5 The main lithotectonic units of the British Isles
In previous sections, it was revealed that in the British Isles, the Phanerozoic era was punctuated by two major tectonic periods referred to as the Caledonian and Variscan Orogenies. Both events involved the collision of continental plates, resulting in extensive crustal thickening and isostatic uplift. Over time, the mountain chains formed by these collisions underwent rapid erosion, so that during times of sea-level highs, the sea inundated the land. This allowed new sedimentary units to be deposited, separated from the underlying deformed rocks by a major unconformity, representing a significant change in the tectonic and lithological history of the area. Figure 10 illustrates the steps involved in the formation of such an unconformity, examples of which can be found marking specific episodes in the geological history of the British Isles.
Using this model, the geological history of the British Isles can be interpreted in terms of a series of distinct orogenic units and their overlying covering units. By doing this, the whole of the British Isles geological history can be simplified into five main units – the Precambrian and Lower Palaeozoic Basement, the Caledonian Orogenic Belt, the Older Cover, the Variscan Orogenic Belt and the Younger Cover (see Figure 9).
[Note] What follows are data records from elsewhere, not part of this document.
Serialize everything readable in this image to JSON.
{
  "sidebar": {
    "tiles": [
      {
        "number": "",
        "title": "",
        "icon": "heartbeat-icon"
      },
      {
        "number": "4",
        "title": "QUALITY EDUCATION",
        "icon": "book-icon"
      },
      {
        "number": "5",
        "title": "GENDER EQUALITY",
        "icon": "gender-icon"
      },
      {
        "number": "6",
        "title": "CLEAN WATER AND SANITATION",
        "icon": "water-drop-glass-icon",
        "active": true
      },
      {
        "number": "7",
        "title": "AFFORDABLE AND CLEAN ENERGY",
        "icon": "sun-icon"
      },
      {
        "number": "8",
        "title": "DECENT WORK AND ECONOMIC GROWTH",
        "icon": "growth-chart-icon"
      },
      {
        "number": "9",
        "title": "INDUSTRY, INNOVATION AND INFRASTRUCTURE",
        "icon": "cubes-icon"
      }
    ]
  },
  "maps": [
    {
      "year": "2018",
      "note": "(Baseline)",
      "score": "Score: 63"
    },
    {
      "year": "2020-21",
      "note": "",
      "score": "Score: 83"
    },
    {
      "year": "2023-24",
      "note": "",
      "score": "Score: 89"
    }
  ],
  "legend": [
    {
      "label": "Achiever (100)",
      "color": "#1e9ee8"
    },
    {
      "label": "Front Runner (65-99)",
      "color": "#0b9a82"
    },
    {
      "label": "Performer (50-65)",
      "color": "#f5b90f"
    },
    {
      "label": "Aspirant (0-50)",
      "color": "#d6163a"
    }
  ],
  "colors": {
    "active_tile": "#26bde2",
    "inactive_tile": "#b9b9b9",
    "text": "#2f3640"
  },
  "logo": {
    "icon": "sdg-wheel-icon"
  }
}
Although these units each have a distinct geological history based on lithology and tectonic structures, they do not correlate with distinct geological periods. Instead, these five units are referred to as lithotectonic units.
Note that ‘Basement’ (with capital ‘B’) implies the Precambrian and Lower Palaeozoic Basement in the sense used in this section, whereas ‘basement’ (with lower case ‘b’) is used to indicate any other rocks underlying a covering lithotectonic unit. For example, the orogenic belt in Figure 10 could be referred to as basement, regardless of its age.